Freelance journalist Bobbie van der List sprak onder meer met Parissa Haghirian, hoogleraar management aan de Sophia University in Tokio. Zij wijst erop dat vooral het Japanse productiemanagement altijd werd bewonderd vanuit het Westen: ‘Het is een succesvolle aanpak voor als je iets gaat produceren. Op deze manier werd Japan groot in de jaren tachtig, Japanse bedrijven waren geweldig – en zijn dat nog steeds – in kosteneffectief produceren.’

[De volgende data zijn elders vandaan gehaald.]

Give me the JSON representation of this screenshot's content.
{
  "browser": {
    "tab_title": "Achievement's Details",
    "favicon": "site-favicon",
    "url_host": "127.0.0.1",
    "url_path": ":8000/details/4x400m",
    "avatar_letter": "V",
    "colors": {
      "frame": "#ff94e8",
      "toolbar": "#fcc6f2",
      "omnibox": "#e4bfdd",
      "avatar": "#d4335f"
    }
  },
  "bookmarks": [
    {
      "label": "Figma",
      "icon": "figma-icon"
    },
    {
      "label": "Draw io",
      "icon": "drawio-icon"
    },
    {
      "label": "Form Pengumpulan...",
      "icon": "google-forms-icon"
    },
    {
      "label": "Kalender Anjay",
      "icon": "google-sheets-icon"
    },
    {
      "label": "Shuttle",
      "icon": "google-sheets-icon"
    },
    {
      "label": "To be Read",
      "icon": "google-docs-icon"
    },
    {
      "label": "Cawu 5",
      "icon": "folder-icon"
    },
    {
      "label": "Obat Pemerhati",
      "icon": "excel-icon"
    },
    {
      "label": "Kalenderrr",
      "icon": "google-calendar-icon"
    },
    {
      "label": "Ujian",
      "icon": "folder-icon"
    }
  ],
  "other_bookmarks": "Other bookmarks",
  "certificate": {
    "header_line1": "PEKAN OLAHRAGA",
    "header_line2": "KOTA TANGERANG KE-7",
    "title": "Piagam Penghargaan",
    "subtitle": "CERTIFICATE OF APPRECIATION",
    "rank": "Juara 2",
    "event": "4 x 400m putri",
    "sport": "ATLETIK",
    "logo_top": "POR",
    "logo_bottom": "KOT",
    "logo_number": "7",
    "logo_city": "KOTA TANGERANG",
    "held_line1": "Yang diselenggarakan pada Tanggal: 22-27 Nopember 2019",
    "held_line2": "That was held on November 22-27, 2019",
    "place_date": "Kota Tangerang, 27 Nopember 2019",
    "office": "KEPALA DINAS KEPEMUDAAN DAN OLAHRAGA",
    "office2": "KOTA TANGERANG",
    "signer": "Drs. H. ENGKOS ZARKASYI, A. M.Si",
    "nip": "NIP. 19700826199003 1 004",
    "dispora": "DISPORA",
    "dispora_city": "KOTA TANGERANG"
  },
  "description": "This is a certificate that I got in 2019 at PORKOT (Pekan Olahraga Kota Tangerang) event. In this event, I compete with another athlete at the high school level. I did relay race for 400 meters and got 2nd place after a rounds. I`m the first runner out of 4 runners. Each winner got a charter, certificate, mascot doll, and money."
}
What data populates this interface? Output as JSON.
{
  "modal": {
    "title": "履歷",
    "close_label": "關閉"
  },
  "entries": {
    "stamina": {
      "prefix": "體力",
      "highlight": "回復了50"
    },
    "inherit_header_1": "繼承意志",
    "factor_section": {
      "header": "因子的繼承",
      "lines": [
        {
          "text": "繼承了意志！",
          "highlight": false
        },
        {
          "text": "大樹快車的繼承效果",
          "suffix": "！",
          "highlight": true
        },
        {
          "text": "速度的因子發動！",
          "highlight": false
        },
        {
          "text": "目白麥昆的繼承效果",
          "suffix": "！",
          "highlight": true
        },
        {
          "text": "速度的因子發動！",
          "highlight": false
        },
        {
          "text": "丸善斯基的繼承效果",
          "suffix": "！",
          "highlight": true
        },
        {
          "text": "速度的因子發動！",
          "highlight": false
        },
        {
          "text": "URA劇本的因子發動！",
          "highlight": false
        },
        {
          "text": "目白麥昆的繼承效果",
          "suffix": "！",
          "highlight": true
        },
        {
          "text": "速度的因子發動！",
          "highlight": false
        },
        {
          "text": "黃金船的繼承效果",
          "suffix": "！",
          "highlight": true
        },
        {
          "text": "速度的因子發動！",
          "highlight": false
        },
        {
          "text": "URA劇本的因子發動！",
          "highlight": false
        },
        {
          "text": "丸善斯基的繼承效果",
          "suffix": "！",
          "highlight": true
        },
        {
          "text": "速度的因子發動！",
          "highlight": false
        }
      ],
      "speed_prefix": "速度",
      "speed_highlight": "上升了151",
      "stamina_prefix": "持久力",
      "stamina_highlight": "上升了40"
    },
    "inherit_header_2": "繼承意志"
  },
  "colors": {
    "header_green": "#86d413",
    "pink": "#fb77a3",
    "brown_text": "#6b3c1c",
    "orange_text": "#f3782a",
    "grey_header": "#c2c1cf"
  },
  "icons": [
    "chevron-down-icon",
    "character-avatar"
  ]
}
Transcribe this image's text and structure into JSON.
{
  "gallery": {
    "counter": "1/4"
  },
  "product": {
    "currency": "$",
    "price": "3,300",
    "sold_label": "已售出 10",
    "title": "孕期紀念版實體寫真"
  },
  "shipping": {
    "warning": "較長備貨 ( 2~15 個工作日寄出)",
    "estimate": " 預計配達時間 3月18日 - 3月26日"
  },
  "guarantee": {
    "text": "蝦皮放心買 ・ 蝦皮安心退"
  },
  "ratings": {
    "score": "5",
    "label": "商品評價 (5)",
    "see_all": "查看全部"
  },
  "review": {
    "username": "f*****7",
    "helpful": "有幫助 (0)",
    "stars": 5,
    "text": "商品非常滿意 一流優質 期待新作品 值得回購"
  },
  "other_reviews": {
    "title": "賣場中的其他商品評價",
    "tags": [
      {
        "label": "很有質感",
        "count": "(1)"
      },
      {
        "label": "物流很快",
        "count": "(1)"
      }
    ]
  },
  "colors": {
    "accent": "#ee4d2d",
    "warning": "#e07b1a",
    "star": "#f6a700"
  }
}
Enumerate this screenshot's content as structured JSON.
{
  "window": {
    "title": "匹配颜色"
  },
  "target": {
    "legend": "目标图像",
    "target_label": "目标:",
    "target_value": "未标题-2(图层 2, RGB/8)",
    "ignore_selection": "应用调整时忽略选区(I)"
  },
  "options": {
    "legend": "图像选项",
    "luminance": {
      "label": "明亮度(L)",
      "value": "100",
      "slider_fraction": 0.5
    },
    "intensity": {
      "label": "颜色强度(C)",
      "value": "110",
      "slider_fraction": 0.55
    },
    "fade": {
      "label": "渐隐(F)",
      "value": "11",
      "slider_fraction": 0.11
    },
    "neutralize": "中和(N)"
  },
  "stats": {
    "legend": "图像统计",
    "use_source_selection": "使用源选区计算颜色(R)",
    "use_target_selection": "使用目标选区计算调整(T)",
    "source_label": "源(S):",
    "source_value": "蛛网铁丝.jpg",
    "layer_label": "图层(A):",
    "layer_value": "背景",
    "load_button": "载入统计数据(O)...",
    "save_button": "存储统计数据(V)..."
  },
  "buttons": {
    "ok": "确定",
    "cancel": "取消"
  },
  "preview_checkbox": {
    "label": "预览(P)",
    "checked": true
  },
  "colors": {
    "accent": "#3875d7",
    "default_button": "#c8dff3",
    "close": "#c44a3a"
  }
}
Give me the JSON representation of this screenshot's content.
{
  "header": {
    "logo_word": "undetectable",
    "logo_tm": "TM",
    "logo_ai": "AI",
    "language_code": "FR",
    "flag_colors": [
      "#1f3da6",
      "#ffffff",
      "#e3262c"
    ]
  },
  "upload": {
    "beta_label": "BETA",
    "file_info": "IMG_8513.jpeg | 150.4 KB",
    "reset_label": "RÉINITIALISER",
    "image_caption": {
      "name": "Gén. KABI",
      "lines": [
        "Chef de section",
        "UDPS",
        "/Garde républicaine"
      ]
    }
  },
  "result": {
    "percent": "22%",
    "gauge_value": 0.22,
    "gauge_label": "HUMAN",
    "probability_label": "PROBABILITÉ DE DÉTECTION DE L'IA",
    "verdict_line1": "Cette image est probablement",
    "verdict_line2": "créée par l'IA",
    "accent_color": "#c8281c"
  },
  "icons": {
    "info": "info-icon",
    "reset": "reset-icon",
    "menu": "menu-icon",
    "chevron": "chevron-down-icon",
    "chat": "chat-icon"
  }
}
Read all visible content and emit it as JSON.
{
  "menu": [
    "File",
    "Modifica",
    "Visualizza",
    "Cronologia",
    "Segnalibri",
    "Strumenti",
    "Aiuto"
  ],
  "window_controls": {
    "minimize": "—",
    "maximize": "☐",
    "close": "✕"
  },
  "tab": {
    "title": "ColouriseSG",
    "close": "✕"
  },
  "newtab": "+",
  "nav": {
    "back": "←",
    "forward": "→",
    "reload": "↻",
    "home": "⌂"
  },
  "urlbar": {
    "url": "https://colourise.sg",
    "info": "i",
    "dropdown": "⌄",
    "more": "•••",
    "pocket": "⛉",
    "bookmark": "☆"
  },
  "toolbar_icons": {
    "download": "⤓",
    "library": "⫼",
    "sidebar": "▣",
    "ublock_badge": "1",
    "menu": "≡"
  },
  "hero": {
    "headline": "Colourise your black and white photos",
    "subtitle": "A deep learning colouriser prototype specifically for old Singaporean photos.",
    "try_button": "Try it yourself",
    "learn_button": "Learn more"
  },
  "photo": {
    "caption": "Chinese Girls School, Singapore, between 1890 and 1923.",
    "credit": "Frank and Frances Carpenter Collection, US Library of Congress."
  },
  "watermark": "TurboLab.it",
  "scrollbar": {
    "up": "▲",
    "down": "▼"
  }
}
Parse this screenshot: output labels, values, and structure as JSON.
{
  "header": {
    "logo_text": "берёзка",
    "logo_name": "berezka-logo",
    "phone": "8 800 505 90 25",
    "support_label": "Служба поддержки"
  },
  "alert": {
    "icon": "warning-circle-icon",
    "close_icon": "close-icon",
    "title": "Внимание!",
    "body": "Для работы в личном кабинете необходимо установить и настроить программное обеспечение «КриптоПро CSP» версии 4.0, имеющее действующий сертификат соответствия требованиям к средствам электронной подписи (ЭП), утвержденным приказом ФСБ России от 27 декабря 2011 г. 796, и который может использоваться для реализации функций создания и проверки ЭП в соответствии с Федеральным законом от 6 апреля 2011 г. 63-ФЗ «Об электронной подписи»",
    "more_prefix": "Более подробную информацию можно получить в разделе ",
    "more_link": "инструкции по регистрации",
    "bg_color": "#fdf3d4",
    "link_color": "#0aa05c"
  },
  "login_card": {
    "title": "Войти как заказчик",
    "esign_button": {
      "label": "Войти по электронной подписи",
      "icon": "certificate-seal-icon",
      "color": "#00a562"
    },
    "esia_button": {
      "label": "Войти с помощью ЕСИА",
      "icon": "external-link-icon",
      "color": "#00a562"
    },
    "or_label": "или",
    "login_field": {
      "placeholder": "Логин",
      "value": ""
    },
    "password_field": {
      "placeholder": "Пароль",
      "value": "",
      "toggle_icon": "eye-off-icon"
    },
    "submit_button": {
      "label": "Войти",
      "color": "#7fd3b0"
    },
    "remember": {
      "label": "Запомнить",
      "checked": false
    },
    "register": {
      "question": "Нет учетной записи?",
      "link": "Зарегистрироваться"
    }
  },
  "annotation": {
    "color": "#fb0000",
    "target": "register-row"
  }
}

Maar na de Japanse recessie van de jaren negentig sloeg de stemming om en deugde er plotseling niets meer van het Japanse management. Ten onrechte.
Bewaker van stabiliteit
De Japanse manager is boven alles een bewaker van de stabiliteit. Haghirian: ‘Het belangrijkste voor een Japanse manager is het beschermen van zijn werknemers. Vanuit het perspectief van de werkgever is dat niet altijd een even makkelijk gegeven, maar over het algemeen is het belangrijk dat een bedrijf een stabiele en betrouwbare eenheid blijft.’
De Japanse manager is boven alles een bewaker van de stabiliteit.
De nadruk ligt op continuïteit, wat gunstig kan zijn voor organisaties: ‘De voordelen zijn dat mensen meer ontspannen zijn op het werk: er is minder angst dat zij hun baan verliezen. Hierdoor kunnen zij zich gemakkelijker focussen op het werk, vooral op langetermijnprocessen die een lange adem vereisen.’
Radicale maatregelen? Niet aan de orde
Maar er zijn ook nadelen: voor Japanse managers is het lastiger om radicale maatregelen te nemen en rigoureuze veranderingen door te voeren. ‘Westerse bedrijven stellen gewoon een nieuwe manager aan en die voert onmiddellijk veranderingen door. Dat is in Japan bijna niet mogelijk.’
Beslissen op basis van consensus: ringi
Het nemen van beslissingen is in Japan sterk gebaseerd op consensus. Het concept ringi houdt in dat iedereen die direct of indirect de impact van een besluit voelt zijn zegje mag doen.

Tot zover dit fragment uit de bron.